[Beowulf] Prevention of cpu frequency changes in cluster nodes (Was : cpupower, acpid & cpufreq)

Skylar Thompson skylar.thompson at gmail.com
Sun Jun 9 11:45:33 PDT 2013


On 06/09/2013 11:35 AM, Mikhail Kuzminsky wrote:
> I installed OpenSuSE 12.3/x86-64 now. I may now say about the reasons
> why I am afraid of loading of cpufreq modules.
> 
> 1) I found in /var/log/messages pairs of strings about governor like
> 
> [kernel] "cpuidle: using governor ladder"
> [kernel] "cpuidle: using governor menu"
> 
> and strange for me
> [kernel] ENERGY_PERF_BIAS: Set to 'normal', was 'performance'
> [kernel] ENERGY_PERF_BIAS: View and update with x86_energy_perf_policy(8)
> 
> 2) The presence on installed system of /sys/devices/system/cpu/cpufreq
>                               /sys/devices/system/cpu/cpu0/cpuidle
>      directories. cpuidle directories contains state0, state1 etc
> directories w/non-empty files.
> 
> 3) But to prevent  cpu frequency changes I suppressed all like
> possibilities in BIOS.
> 4) And I don't have (as I wrote in my previous Beowulf message)
> /sys/devices/system/cpu/cpu0/cpufreq files.
> 
> Just the presence of this file is used by my /etc/init.d/cpufreq script
> as test of needs to load cpufreq kernel modules.
> 
> 5) lsmod says that there is no cpufreq modules loaded.
> Any comments ? Am I everywhere here right and should I ignore my afraids
> about kernel messages and presence of some
> /sys/devices/system/cpu/...... files ?

Can you use the performance governor instead? That should lock the clock
rate to the maximum supported by the hardware.
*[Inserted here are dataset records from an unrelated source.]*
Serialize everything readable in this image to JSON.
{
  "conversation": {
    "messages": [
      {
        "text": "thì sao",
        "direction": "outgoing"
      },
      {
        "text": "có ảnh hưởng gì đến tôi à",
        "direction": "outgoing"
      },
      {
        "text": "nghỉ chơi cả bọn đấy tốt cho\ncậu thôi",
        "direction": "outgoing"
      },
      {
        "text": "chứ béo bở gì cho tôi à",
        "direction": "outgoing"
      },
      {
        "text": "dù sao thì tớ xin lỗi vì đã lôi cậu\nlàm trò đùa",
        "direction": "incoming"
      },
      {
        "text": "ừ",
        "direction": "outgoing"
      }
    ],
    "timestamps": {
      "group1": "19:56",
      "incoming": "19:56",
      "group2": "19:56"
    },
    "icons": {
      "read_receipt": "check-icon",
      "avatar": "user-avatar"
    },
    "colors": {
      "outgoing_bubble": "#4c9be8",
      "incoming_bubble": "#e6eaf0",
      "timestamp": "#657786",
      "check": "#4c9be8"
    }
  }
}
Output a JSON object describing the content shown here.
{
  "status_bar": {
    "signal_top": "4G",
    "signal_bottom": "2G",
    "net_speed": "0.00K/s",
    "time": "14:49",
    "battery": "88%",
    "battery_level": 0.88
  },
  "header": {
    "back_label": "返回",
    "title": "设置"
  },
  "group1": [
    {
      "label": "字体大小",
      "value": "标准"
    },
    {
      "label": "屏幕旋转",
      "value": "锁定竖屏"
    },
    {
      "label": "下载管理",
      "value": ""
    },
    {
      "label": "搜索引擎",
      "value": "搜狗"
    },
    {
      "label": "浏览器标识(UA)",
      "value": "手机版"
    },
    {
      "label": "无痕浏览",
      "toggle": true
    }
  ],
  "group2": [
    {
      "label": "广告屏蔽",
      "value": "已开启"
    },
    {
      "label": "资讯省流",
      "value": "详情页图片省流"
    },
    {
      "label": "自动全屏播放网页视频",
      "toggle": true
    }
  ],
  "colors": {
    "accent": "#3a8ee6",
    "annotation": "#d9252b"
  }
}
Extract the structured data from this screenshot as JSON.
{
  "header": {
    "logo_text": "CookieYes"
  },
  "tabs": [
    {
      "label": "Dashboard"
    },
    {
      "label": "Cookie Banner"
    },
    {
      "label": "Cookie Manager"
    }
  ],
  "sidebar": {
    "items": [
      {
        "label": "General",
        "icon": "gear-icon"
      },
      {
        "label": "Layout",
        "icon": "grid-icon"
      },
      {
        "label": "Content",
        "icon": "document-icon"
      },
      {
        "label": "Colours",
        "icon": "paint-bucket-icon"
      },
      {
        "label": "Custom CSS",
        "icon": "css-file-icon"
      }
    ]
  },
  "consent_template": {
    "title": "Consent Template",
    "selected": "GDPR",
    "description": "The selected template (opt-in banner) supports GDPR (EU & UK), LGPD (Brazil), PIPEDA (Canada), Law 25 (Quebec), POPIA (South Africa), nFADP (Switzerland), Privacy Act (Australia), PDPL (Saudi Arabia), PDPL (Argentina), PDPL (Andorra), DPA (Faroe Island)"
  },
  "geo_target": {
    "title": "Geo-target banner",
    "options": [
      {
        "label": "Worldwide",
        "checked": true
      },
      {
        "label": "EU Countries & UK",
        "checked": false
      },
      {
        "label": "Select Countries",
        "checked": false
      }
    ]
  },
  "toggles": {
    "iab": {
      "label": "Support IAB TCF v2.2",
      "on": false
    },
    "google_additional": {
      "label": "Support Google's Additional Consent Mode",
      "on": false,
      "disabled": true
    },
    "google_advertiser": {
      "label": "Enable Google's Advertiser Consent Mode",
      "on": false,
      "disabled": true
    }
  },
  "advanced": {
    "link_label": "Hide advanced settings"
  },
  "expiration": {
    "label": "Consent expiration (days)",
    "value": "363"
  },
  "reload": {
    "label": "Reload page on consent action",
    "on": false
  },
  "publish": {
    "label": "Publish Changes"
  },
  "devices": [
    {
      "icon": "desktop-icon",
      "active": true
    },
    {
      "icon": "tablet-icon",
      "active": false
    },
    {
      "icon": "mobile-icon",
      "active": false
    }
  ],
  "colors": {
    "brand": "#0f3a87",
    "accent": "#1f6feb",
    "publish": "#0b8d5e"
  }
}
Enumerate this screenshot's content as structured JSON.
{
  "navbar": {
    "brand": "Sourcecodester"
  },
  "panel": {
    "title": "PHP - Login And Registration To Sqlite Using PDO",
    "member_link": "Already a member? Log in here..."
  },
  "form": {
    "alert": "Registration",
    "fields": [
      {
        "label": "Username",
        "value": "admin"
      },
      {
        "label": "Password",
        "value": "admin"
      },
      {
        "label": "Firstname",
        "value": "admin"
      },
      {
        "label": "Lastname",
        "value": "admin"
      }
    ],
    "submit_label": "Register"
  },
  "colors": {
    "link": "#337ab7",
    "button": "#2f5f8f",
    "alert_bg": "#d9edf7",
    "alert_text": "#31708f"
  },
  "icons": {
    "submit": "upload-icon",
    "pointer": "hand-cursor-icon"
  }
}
Something like this at
boot would do the trick:

for CPU in $(awk -F: '$1 ~ /^processor/ {print $2}' /proc/cpuinfo);do
    sudo /usr/bin/cpufreq-set -c ${CPU} -g performance
done

Depending on the system, you might be able to do this via a BIOS setting
too, by removing support for OS-set CPU clock rate.